Vers 1,14 is duidelijk de afsluiting van de inleiding: Johannes verdwijnt, Jezus begint aan Zijn taak en zoals dit stuk begon met "Blijde Boodschap", eindigt het er nu mee. De lezer weet op dit moment al, wat de toehoorders en personen in het verhaal zelf (nog) niet weten, nl. dat deze Jezus de Zoon van God is, ook al moet de inhoud hiervan nog ontvouwd worden in de rest van het verhaal.

1,15 Hij zei”. Als een eschatologische waarschuwing wordt heel de inhoud van Jezus’ verkondiging in woord en daad die nog zal volgen samengevat.
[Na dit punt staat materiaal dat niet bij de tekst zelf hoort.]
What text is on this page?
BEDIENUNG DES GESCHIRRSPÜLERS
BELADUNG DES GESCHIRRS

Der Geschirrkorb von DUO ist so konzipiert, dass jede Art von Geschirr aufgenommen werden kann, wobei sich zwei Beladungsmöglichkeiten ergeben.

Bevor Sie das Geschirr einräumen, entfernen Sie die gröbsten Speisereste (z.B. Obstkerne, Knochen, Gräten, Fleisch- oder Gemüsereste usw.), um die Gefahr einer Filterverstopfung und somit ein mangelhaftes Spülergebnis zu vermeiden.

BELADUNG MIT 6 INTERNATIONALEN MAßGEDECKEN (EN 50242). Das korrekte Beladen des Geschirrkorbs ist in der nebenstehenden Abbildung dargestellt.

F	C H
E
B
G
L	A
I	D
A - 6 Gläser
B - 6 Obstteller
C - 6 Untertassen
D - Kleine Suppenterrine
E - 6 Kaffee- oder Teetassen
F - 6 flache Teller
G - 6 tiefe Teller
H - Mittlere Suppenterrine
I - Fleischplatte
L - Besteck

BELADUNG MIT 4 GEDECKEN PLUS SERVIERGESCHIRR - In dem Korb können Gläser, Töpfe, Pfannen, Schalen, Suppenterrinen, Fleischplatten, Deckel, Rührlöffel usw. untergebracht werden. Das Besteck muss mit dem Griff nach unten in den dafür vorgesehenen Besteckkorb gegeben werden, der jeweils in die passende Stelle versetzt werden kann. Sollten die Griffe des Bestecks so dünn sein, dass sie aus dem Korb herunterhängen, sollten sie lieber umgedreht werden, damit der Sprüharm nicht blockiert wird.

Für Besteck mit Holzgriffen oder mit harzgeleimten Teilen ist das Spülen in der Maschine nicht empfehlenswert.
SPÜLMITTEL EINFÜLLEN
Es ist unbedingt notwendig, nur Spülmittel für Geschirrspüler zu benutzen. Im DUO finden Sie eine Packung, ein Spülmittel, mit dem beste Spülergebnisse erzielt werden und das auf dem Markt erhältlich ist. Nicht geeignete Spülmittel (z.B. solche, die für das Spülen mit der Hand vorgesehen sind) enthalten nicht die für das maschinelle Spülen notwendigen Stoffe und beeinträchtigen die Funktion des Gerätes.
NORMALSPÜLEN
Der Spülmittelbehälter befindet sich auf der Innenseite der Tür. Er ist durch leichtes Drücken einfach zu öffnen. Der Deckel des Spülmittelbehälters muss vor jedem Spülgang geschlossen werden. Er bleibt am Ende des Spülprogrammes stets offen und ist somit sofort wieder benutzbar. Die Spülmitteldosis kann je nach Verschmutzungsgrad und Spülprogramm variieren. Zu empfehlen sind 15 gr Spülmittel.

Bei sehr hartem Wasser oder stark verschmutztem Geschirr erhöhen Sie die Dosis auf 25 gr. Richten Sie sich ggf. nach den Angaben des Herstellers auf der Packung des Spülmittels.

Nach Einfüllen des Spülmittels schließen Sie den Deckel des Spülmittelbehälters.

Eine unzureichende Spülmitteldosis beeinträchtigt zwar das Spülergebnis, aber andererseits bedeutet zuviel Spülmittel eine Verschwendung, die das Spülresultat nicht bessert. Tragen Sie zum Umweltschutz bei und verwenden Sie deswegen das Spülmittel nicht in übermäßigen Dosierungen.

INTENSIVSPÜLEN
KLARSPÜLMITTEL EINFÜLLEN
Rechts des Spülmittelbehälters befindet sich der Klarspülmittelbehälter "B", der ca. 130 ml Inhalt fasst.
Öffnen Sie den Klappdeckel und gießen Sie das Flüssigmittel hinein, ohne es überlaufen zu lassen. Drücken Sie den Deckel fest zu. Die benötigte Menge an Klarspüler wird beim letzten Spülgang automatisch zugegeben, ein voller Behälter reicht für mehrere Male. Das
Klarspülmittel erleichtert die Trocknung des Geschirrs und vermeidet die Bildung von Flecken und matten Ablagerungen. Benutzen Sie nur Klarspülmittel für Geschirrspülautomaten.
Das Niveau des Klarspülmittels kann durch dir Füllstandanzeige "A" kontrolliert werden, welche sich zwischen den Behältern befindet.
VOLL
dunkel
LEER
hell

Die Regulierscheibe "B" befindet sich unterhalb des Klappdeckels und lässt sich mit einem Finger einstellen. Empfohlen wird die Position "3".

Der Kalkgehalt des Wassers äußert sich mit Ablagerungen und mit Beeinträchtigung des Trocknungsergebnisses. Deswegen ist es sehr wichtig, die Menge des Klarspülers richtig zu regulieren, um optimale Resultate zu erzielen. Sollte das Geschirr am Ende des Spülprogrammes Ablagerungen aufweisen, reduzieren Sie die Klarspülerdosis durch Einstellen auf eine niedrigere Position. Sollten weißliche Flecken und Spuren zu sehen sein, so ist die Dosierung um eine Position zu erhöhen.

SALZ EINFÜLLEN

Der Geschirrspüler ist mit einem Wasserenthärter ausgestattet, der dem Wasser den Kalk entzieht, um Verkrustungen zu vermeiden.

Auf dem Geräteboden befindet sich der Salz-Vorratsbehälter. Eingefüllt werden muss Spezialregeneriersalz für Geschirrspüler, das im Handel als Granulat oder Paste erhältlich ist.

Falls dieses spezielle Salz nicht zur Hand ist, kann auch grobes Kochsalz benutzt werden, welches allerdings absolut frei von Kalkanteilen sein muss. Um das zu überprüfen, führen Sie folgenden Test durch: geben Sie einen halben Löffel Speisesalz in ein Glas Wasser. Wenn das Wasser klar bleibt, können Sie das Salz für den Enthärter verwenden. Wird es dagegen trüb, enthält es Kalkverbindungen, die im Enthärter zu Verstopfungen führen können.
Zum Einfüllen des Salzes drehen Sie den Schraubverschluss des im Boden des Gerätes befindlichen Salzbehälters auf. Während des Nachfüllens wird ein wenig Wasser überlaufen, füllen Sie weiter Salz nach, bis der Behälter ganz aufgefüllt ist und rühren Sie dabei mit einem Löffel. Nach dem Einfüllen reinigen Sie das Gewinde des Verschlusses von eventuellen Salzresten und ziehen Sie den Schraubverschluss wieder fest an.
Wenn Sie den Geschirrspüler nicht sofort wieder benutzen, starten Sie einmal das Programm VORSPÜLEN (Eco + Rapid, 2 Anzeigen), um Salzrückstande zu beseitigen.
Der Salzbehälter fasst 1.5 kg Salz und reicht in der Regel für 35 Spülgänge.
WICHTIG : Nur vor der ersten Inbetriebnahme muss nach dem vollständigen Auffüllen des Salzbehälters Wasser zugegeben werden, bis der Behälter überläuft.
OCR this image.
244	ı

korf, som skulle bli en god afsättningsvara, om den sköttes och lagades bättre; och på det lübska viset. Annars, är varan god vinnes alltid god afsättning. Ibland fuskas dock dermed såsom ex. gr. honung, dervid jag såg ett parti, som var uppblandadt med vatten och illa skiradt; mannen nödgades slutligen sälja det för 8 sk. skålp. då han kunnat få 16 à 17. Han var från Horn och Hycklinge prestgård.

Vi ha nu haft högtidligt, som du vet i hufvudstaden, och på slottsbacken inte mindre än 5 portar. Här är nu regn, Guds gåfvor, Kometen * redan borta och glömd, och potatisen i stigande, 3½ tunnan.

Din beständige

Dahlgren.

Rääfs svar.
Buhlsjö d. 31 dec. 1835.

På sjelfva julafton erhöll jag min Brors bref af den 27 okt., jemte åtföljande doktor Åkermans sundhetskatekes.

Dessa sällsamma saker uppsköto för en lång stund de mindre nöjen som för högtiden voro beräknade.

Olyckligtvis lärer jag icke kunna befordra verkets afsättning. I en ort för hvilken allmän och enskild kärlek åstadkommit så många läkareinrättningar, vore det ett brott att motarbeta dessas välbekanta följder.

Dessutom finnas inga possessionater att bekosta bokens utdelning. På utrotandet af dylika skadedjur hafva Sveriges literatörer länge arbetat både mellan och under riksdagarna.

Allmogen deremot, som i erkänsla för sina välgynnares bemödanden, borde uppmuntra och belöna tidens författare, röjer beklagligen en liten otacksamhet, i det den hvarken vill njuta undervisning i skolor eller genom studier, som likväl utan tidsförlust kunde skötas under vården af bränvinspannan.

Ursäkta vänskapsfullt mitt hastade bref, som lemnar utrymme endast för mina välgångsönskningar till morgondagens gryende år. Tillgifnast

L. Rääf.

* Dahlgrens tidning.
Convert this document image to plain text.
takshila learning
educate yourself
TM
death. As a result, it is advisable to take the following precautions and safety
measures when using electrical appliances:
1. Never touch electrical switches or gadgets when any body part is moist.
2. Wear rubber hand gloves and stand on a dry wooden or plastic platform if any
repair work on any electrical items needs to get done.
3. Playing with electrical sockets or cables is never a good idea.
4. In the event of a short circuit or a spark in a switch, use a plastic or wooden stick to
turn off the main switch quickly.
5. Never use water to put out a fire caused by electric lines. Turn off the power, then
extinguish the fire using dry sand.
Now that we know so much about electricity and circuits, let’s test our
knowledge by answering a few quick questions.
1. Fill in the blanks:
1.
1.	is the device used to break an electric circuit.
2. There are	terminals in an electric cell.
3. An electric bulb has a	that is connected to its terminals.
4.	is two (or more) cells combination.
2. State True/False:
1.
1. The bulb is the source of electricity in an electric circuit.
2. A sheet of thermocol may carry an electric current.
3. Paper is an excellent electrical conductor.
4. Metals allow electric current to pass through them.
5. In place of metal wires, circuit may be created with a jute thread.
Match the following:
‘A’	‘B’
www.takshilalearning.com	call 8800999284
De tijd is vervuld”. Het indelen van de menselijke geschiedenis in diverse perioden was heel gebruikelijk bij de Joodse apocalyptici, vgl. 1 Hen. 93, 1-10; 91,12-17; As. Mos. 10). Aan het einde van de tijd zou Gods koninkrijk voor altijd komen. Jezus’ waarschuwing houdt in dat nu die tijd gekomen is.”het Rijk Gods is nabij”. In het Jodendom van Zijn tijd stond “Rijk Gods” op de eerste plaats voor het machtsvertoon van God, het eindoordeel en ook de toekomstige vestiging van Gods heerschappij over heel de schepping. Hier wordt gezegd “het is nabij” .
bekeert u en gelooft in de Blijde Boodschap”. Gods koninkrijk vraagt om een nieuwe levenshouding zoals Johannes de Doper al aangaf. (1,4)

De oproep tot “geloof” vinden we na de verrijzenis vaak uitgedrukt in de term πιστις en εὐαγγελιον.